The course Structure

Hopefully, after our first rough tests are completed, we can set up a disciplined division of time for our classes -which would encompass the following activities:
a) An illustrated discourse on a new problem in animation.
b) An assignment to be worked on after the class period.
c) Screening of pencil tests, and criticisms.
d) A question and answer period.
e) An over the shoulder type of observation as you work on your problems.

Topics to be Covered

The subject of animation is a monumental one.
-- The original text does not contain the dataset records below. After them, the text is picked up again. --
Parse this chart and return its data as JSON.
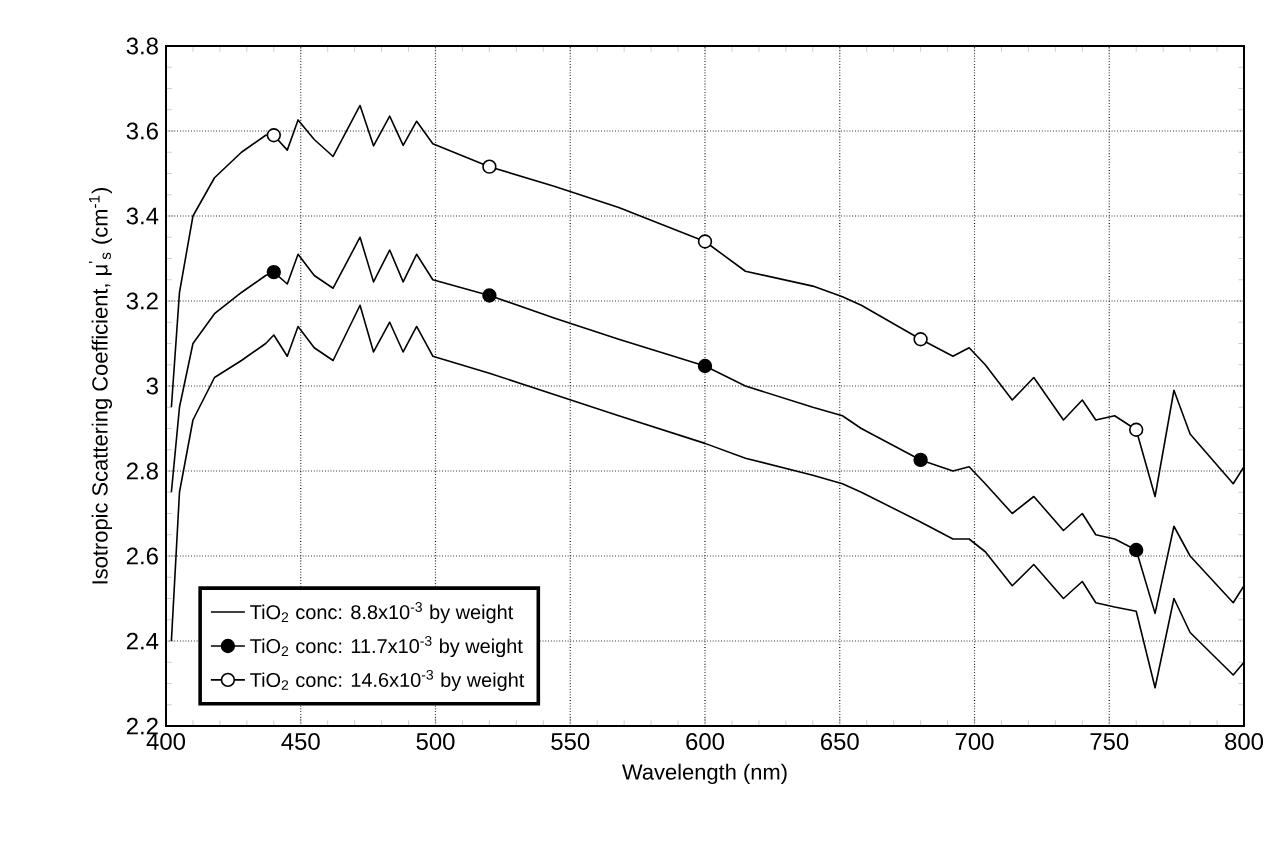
{
  "chart_data": {
    "type": "line",
    "xlabel": "Wavelength (nm)",
    "ylabel": "Isotropic Scattering Coefficient, μ$^{'}$$_{s}$ (cm$^{-1}$)",
    "xlim": [
      400,
      800
    ],
    "ylim": [
      2.2,
      3.8
    ],
    "xticks": [
      400,
      450,
      500,
      550,
      600,
      650,
      700,
      750,
      800
    ],
    "yticks": [
      2.2,
      2.4,
      2.6,
      2.8,
      3,
      3.2,
      3.4,
      3.6,
      3.8
    ],
    "grid": true,
    "legend": "bottom left",
    "line_style": "solid",
    "x": [
      402,
      405,
      410,
      418,
      428,
      437,
      440,
      445,
      449,
      455,
      462,
      472,
      477,
      483,
      488,
      493,
      499,
      520,
      544,
      568,
      600,
      615,
      640,
      651,
      658,
      680,
      692,
      698,
      704,
      714,
      722,
      733,
      740,
      745,
      752,
      760,
      767,
      774,
      780,
      796,
      800
    ],
    "series": [
      {
        "name": "TiO$_{2}$ conc: 8.8x10$^{-3}$ by weight",
        "color": "#000000",
        "marker": "none",
        "values": [
          2.4,
          2.75,
          2.92,
          3.02,
          3.06,
          3.1,
          3.12,
          3.07,
          3.14,
          3.09,
          3.06,
          3.19,
          3.08,
          3.15,
          3.08,
          3.14,
          3.07,
          3.03,
          2.98,
          2.93,
          2.865,
          2.83,
          2.79,
          2.77,
          2.75,
          2.68,
          2.64,
          2.64,
          2.61,
          2.53,
          2.58,
          2.5,
          2.54,
          2.49,
          2.48,
          2.47,
          2.29,
          2.5,
          2.42,
          2.32,
          2.35
        ]
      },
      {
        "color": "#000000",
        "marker": "none",
        "values": [
          2.75,
          2.95,
          3.1,
          3.17,
          3.22,
          3.26,
          3.268,
          3.24,
          3.31,
          3.26,
          3.23,
          3.35,
          3.245,
          3.32,
          3.245,
          3.31,
          3.25,
          3.213,
          3.16,
          3.11,
          3.047,
          3.0,
          2.95,
          2.93,
          2.9,
          2.826,
          2.8,
          2.81,
          2.77,
          2.7,
          2.74,
          2.66,
          2.7,
          2.65,
          2.64,
          2.614,
          2.465,
          2.67,
          2.6,
          2.49,
          2.53
        ]
      },
      {
        "color": "#000000",
        "marker": "none",
        "values": [
          2.95,
          3.22,
          3.4,
          3.49,
          3.55,
          3.59,
          3.59,
          3.555,
          3.626,
          3.58,
          3.54,
          3.66,
          3.565,
          3.635,
          3.566,
          3.623,
          3.57,
          3.516,
          3.47,
          3.42,
          3.34,
          3.27,
          3.235,
          3.21,
          3.19,
          3.11,
          3.07,
          3.09,
          3.05,
          2.967,
          3.02,
          2.92,
          2.967,
          2.92,
          2.93,
          2.897,
          2.74,
          2.99,
          2.887,
          2.77,
          2.81
        ]
      },
      {
        "type": "scatter",
        "name": "TiO$_{2}$ conc: 11.7x10$^{-3}$ by weight",
        "color": "#000000",
        "marker": "circle",
        "x": [
          440,
          520,
          600,
          680,
          760
        ],
        "values": [
          3.268,
          3.213,
          3.047,
          2.826,
          2.614
        ]
      },
      {
        "type": "scatter",
        "name": "TiO$_{2}$ conc: 14.6x10$^{-3}$ by weight",
        "color": "#ffffff",
        "marker": "circle",
        "x": [
          440,
          520,
          600,
          680,
          760
        ],
        "values": [
          3.59,
          3.516,
          3.34,
          3.11,
          2.897
        ]
      }
    ]
  }
}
Here are some of the topics which we shall cover in our classes, not necessarily in their proper order:

a) Character analysis.
b) Weight and texture.
c) Hard and soft contacts.
d) Timing.
e) Mechanics.
f) Inbetweener and assistant duties.
g) “Cycle” animation as opposed to “straight ahead” animation.
h) Human actions – actual and eccentric.
i) Overlapping action.
j) Push and pull.
k) The source of an action.
l) Situation and mood analysis.
m) The breaking of joints to achieve flexibility.
n) Stretch and contraction.
o) Small actions – such as: thinking, breathing, eating, speaking etc.
p) “Limited” or “simplified” animation that best fits third person situations -such as “Joe goes to the store”.
q) Walks on an elastic surface (a tight-wire or a trampoline).
r) Runs, jumps, falls, dives, stumbles etc. – fast and slow sneaks.
s) The “aesthetics” pertaining to a path of action -“arcs and straights”.
t) Animation from extreme to extreme as opposed to “straight ahead” animation.
u) How to observe and analyse all the activities we see daily.
v) How to use live action as a “library of information” rather than as a crutch.
w) How to invent a convincing action that is actually impossible. (The Goof’s walk … or his shuffle-type ice-skating).
x) How to use and expose a staggered succession of drawings to illustrate a shiver, laughter, strain etc.
y) How to analyse dialogue and music and to achieve synchronisation with the animation – illustrating both.
z) Compositions of a scene.
aa) The treatment of secondary characters – and their reactions to what the primary character is doing.
bb) The retention of various drawing styles, in animation.
cc) True and caricatured actions of birds, fish, reptiles etc.
dd) Animal actions, horses, elephants, deer, mice etc.
ee) Swimming, rowing, paddling a canoe etc.
ff) Dancing – from tap to ballet – from the polka to the “Funkey Chicken”.
gg) Mechanical animation – scratch-offs in reverse – the use of Xerox etc.
hh) Anticipation and results of an action.